MMO Yönetim Kurulu Başkanı Yunus Yener ise 2022 yılında elektrik üretiminde fosil yakıtların payı yüzde 60`ı geçtiğine dikkat çektiği konuşmasında, "Bunda özel şirketlerin payı ise yüzde 85 düzeyindedir. Elektrik ve dağıtım ve satış hizmetinin tamamı, doğalgaz dağıtımı ve satışı, İstanbul dışında ülke ölçeğinde bütünüyle özel sektör şirketlerince verilmektedir.

Kamu elektrik üretim tesislerinin büyük bölümü özelleştirilmiş ve elektrik üretiminde kamunun payı 2022`de yüzde 15 düzeyinde olmuştur. Elektrik dağıtımı ve satışı tamamen özel şirketler aracılığıyla yapılmaktadır. Birkaç büyük özel sermaye grubu, elektrik dağıtımını da kontrol etmekte oldukları gibi, elektrik üretiminde da kayda değer bir ağırlığa sahiptir" dedi. Yener; enerji yönetiminin, rüzgâr enerjisine dayalı elektrik üretim potansiyelinin değerlendirilmesi, RES ekipmanlarının yurtiçinde üretimi için ortak akla dayalı ve toplum çıkarları doğrultusunda uzak görüşlü planlı bir strateji geliştirme ve programlar uygulama konusunda görevini yerine getirmediğini vurgularken, sözlerini şöyle sürdürdü:

"Enerji yönetiminin rüzgâr enerjisi kurulu güç artış öngörüsü; 2035 Stratejik Planına göre, 2022-2025 döneminde yılda 588 MW, 2022-2030 döneminde yılda 850,5 MW, 2022-2035 döneminde ise yılda 1400 MW yeni kurulu güç hedeflemektedir. 2035 hedefi olan 29000 MW mevcut karasal RES potansiyelinin yüzde 60`ıdır.

Yerli rüzgâr türbini imalatı için başlatılan MİLRES yıllardır sonuçlanmamıştır.

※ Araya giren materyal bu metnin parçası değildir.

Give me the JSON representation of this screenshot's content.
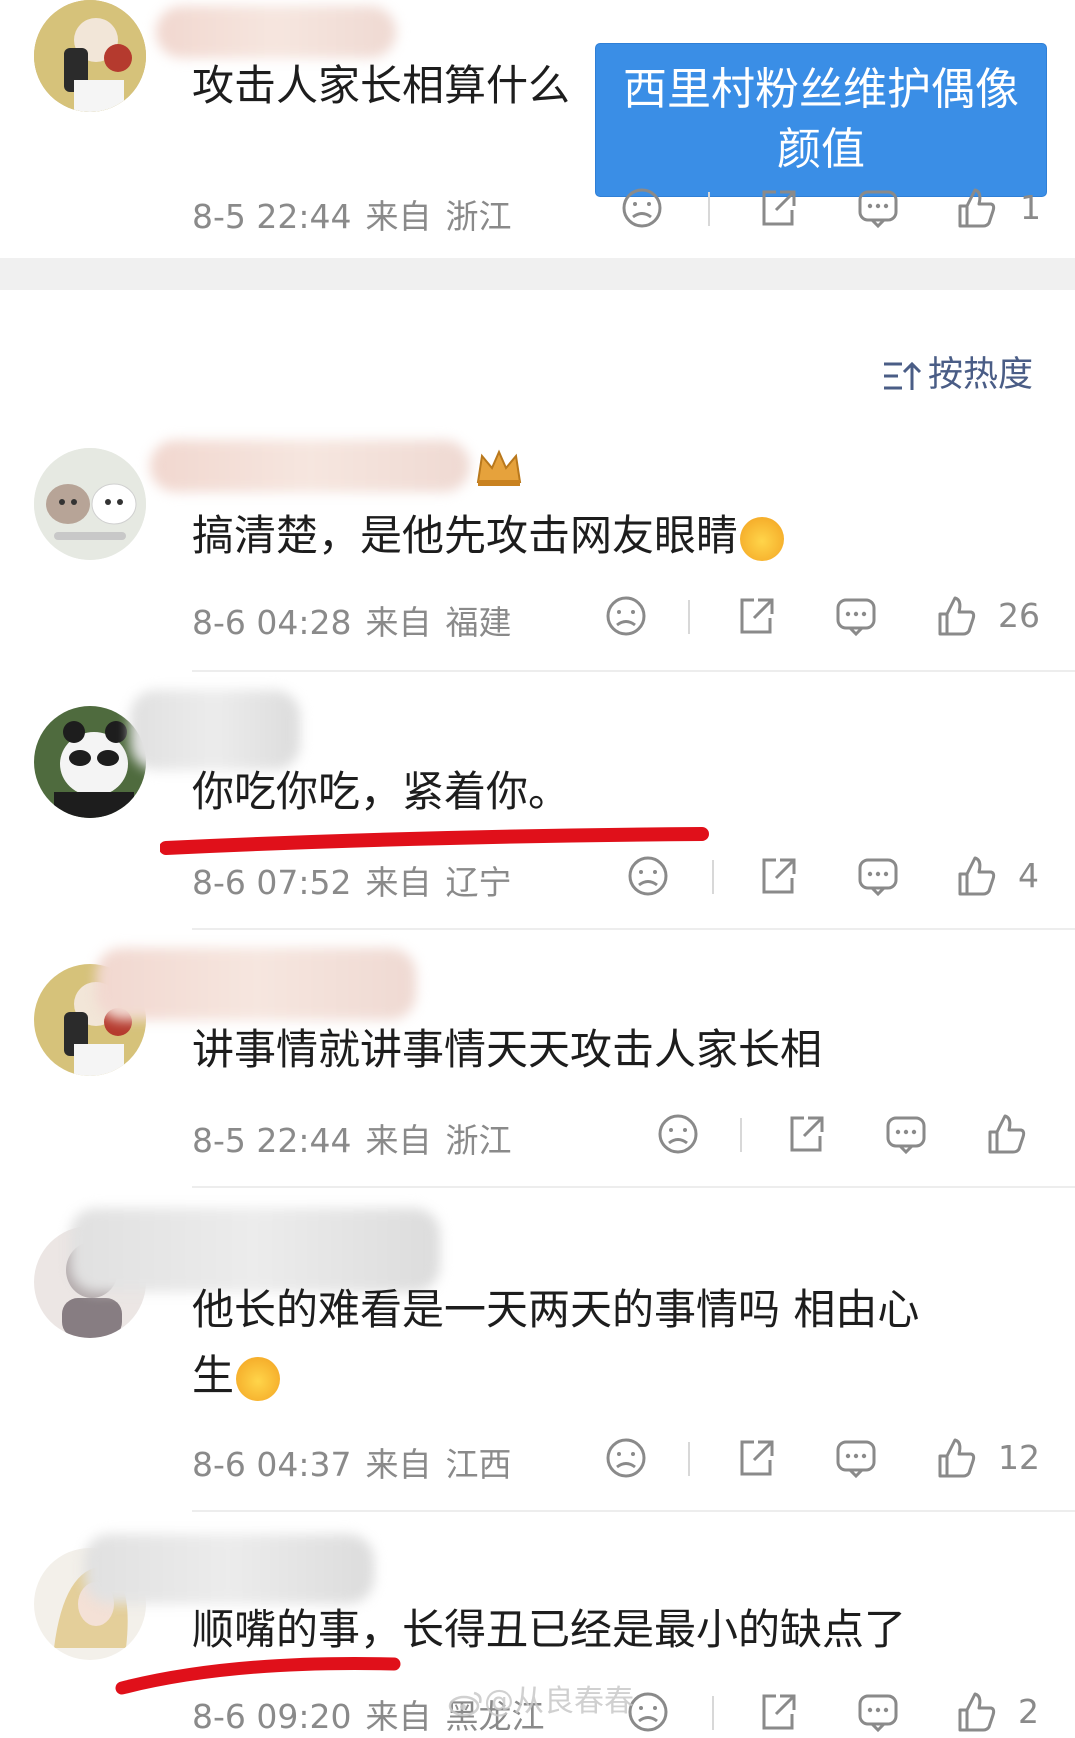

Aynı amaçla 2017`de açılan ihalede, aradan geçen yıllara karşın somut bir adım atılmamıştır.

Oysa, aoerodinamiği iyi bilen TUSAŞ, TAI, ROKETSAN, ASELSAN vb. kamu şirketlerinin önderliğinde, rüzgar türbininin çeşitli aksam ve parçalarını imal eden özel şirketlerin ve ENSİA`nın da katılacağı bir güç birliği uygulaması ve yapılanmasıyla hem ülkenin türbin ihtiyacı daha ucuz maliyetlerle karşılanabilir, hem de çevre ülkelere ihracat fırsatları yaratılabilir.

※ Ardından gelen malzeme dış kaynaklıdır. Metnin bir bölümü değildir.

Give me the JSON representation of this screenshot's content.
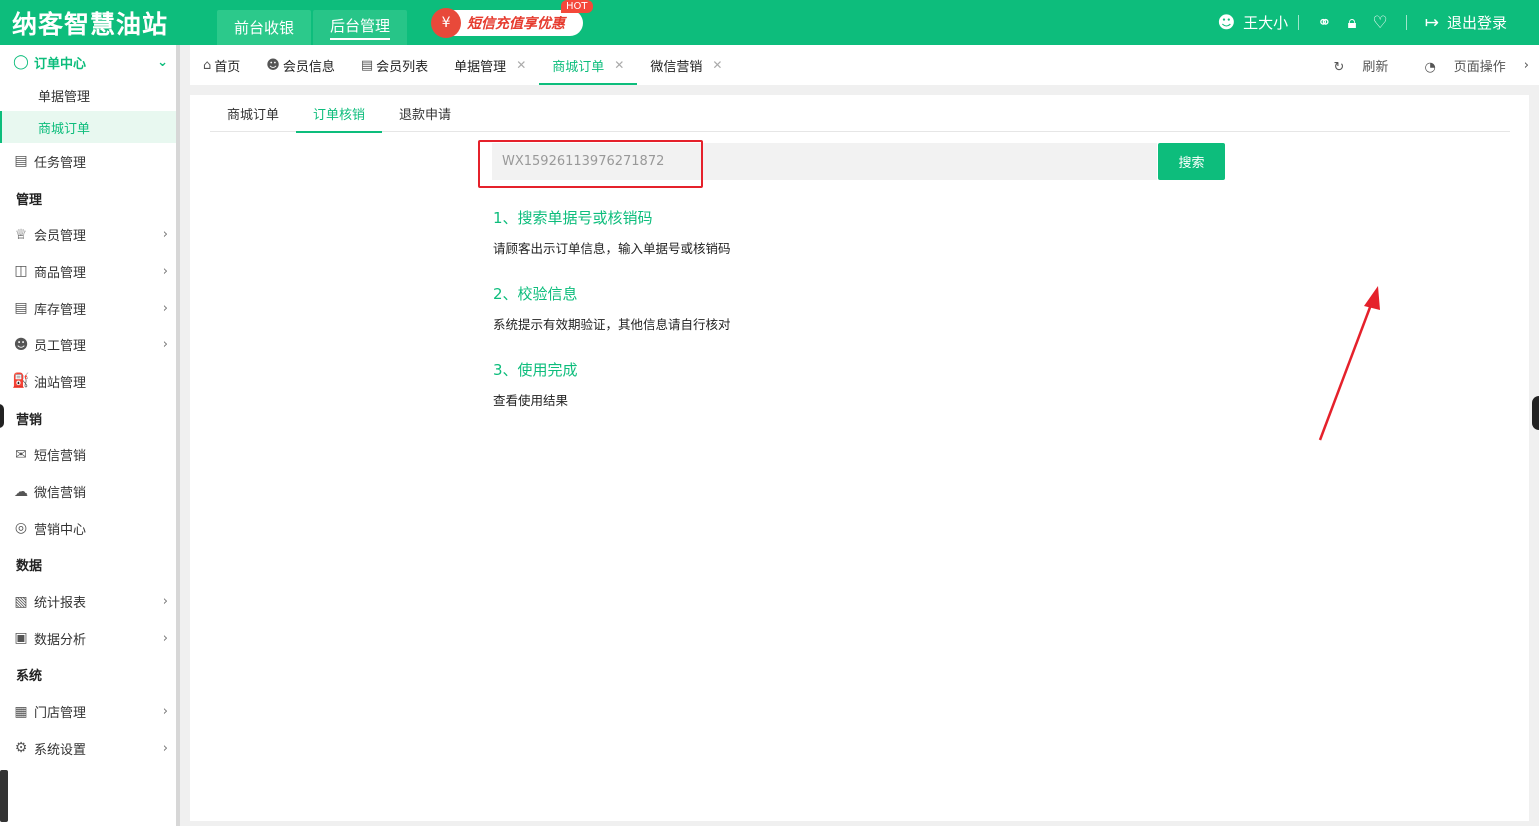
{
  "header": {
    "logo": "纳客智慧油站",
    "tabs": [
      {
        "label": "前台收银"
      },
      {
        "label": "后台管理"
      }
    ],
    "promo": {
      "text": "短信充值享优惠",
      "badge": "HOT"
    },
    "user": "王大小",
    "logout": "退出登录"
  },
  "sidebar": {
    "order_center": "订单中心",
    "order_sub": [
      "单据管理",
      "商城订单"
    ],
    "task": "任务管理",
    "sections": {
      "manage": "管理",
      "marketing": "营销",
      "data": "数据",
      "system": "系统"
    },
    "manage_items": [
      "会员管理",
      "商品管理",
      "库存管理",
      "员工管理",
      "油站管理"
    ],
    "marketing_items": [
      "短信营销",
      "微信营销",
      "营销中心"
    ],
    "data_items": [
      "统计报表",
      "数据分析"
    ],
    "system_items": [
      "门店管理",
      "系统设置"
    ]
  },
  "pagetabs": {
    "items": [
      "首页",
      "会员信息",
      "会员列表",
      "单据管理",
      "商城订单",
      "微信营销"
    ],
    "refresh": "刷新",
    "page_ops": "页面操作"
  },
  "subtabs": [
    "商城订单",
    "订单核销",
    "退款申请"
  ],
  "search": {
    "value": "WX15926113976271872",
    "button": "搜索"
  },
  "steps": [
    {
      "title": "1、搜索单据号或核销码",
      "desc": "请顾客出示订单信息，输入单据号或核销码"
    },
    {
      "title": "2、校验信息",
      "desc": "系统提示有效期验证，其他信息请自行核对"
    },
    {
      "title": "3、使用完成",
      "desc": "查看使用结果"
    }
  ],
  "colors": {
    "brand": "#0dbd7c",
    "highlight": "#e5212b"
  }
}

Tüm dünyada, fosil yakıt tüketiminin hızla azaltılması, başta kömür santralları olmak üzere elektrik üretiminde fosil yakıt kullanımının sınırlanması, rüzgar ve güneşin özel olarak elektrik enerjisi üretimi, genel olarak enerji arzı içinde birincil kaynak olması konulu tartışmalar gündemdedir."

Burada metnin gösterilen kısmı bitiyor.